Copione rispettato, al Km 30 la fuga prende il largo e oltre a Bettiol sono presenti Vendrame, Vermeersch, Pellaud, Ponomar, Tesfazion, Battistella, G.Izagirre Insausti, Zana, Consonni, Cavagna, Gavazzi, Rivi, Kreder, Bevin, Oldani, Cataldo, Arndt, Denz, Roche, Mosca, Richeze e Ulissi.
Tutta gente fuori classifica, ma tra i fuggiaschi figurano comunque nomi eccellenti.

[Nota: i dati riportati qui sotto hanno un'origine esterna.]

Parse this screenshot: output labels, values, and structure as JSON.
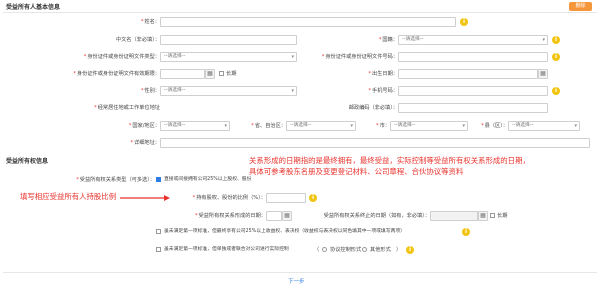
{
  "section_basic": "受益所有人基本信息",
  "delete_label": "删除",
  "fields": {
    "name": "姓名：",
    "cn_name": "中文名（非必填）：",
    "nationality": "国籍：",
    "nationality_value": "--请选择--",
    "id_type": "身份证件或身份证明文件类型：",
    "id_type_value": "--请选择--",
    "id_number": "身份证件或身份证明文件号码：",
    "id_valid": "身份证件或身份证明文件有效期限：",
    "long_term": "长期",
    "birthday": "出生日期：",
    "gender": "性别：",
    "gender_value": "--请选择--",
    "phone": "手机号码：",
    "address_label": "经常居住地或工作单位地址",
    "postcode": "邮政编码（非必填）：",
    "country": "国家/地区：",
    "country_value": "--请选择--",
    "province": "省、自治区：",
    "province_value": "--请选择--",
    "city": "市：",
    "city_value": "--请选择--",
    "county": "县（区）：",
    "county_value": "--请选择--",
    "detail": "详细地址："
  },
  "section_type": "受益所有权信息",
  "type_label": "受益所有权关系类型（可多选）：",
  "option1": "直接或间接拥有公司25%以上股权、股份",
  "ratio_label": "持有股权、股份的比例（%）：",
  "form_date_label": "受益所有权关系形成的日期：",
  "end_date_label": "受益所有权关系终止的日期（如有，非必填）：",
  "long_term": "长期",
  "option2": "虽未满足第一项标准，但最终享有公司25%以上收益权、表决权（收益权与表决权以同色填其中一项或填写两项）",
  "option3": "虽未满足第一项标准，但单独或者联合对公司进行实际控制",
  "radio1": "协议控制形式",
  "radio2": "其他形式",
  "annotation_top_line1": "关系形成的日期指的是最终拥有，最终受益，实际控制等受益所有权关系形成的日期，",
  "annotation_top_line2": "具体可参考股东名册及变更登记材料、公司章程、合伙协议等资料",
  "annotation_left": "填写相应受益所有人持股比例",
  "next_label": "下一步",
  "colors": {
    "accent": "#2f7de1",
    "annotation": "#e8332d",
    "delete": "#f5963a",
    "info": "#f1c40f"
  },
  "icons": [
    "info-icon",
    "calendar-icon",
    "chevron-down-icon",
    "arrow-right-icon"
  ]
}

Lecito attendersi che alla fine saranno i colli dell’Oltrepo a scatenare la bagarre tra i battistrada, come altrettanto scontata è la considerazione che il gruppo dietro lasci fare, con la sola Ineos-Grenadiers davanti a mantenere l’andatura turistica, anteprima per un passaggio successivo sempre a ritmo blando, per potersi godere un paesaggio caratterizzato dolci filari di viti disseminati tra dolci colline.
Colline che davanti innescano la battaglia, animata da un indomito Alberto Bettiol che in un primo momento eccede un po’ a giocare d’anticipo, favorendo il tentativo di Rémi Cavagna.
Il tempo di arrivare all’ultima ascesa verso Canneto Pavese, poco prima di transitare sulla sommità dell’erta che fa da slancio verso il traguardo di Cittadella, e Bettiol raggiunge e stacca Cavagna, lanciandosi in un volo planare per gustarsi la seconda affermazione in carriera, anche in questo caso, presentandosi all’arrivo da solo, a braccia alzate.
Dietro, a 17 secondi, Simone Consonni anticipa gli altri compagni di fuga.
Il gruppo con la maglia rosa, giunge con oltre 23 minuti di ritardo, con le formazioni schierate in una successione di colori e di appartenenza, come se si trattasse di una parata militare. Se questo è l’atteggiamento giusto, va bene così. Diversamente è da pensare davvero che ci sia da cambiare qualcosa. Valutare se insieme alla regola del tempo massimo ne può essere imposta un’altra che preveda che in una corsa a tappe quando il distacco tra un corridore e quello che lo precede è superiore ai 6 minuti, quel corridore e tutti quelli che lo seguono nell’ordine d’arrivo vengano esclusi dalla corsa. Qualcosa si deve tentare, non possiamo assuefarci a queste farse che sanno di offesa verso tifosi e appassionati.

Photo Credit: LaPresse

ORDINE D’ARRIVO
1 – Alberto Bettiol (EF Education – Nippo) – 231 km in 5h14’43”, media 44.040 km/h
2 – Simone Consonni (Cofidis) a 17″
3 – Nicolas Roche (Team DSM) s.t.

CLASSIFICA GENERALE
1 – Egan Bernal (Ineos Grenadiers)
2 – Damiano Caruso (Bahrain Victorious) a 2’21”
3 – Simon Yates (Team BikeExchange) a 3’23”
4 – Aleksandr Vlasov (Astana – Premier Tech) a 6’03”
5 – Hugh Carthy (EF Education – Nippo) a 6’09”

MAGLIE

  • Maglia Rosa, leader della classifica generale, sponsorizzata da Enel – Egan Bernal (Ineos Grenadiers)
  • Maglia Ciclamino, leader della classifica a punti, sponsorizzata da Segafredo Zanetti – Peter Sagan (Bora – Hansgrohe)
  • Maglia Azzurra, leader del Gran Premio della Montagna, sponsorizzata da Banca Mediolanum – Geoffrey Bouchard (AG2R Citroen Team)
  • Maglia Bianca, leader della Classifica dei Giovani, sponsorizzata da Intimissimi Uomo – Egan Bernal (Ineos Grenadiers), indossata da Aleksandr Vlasov (Astana – Premier Tech)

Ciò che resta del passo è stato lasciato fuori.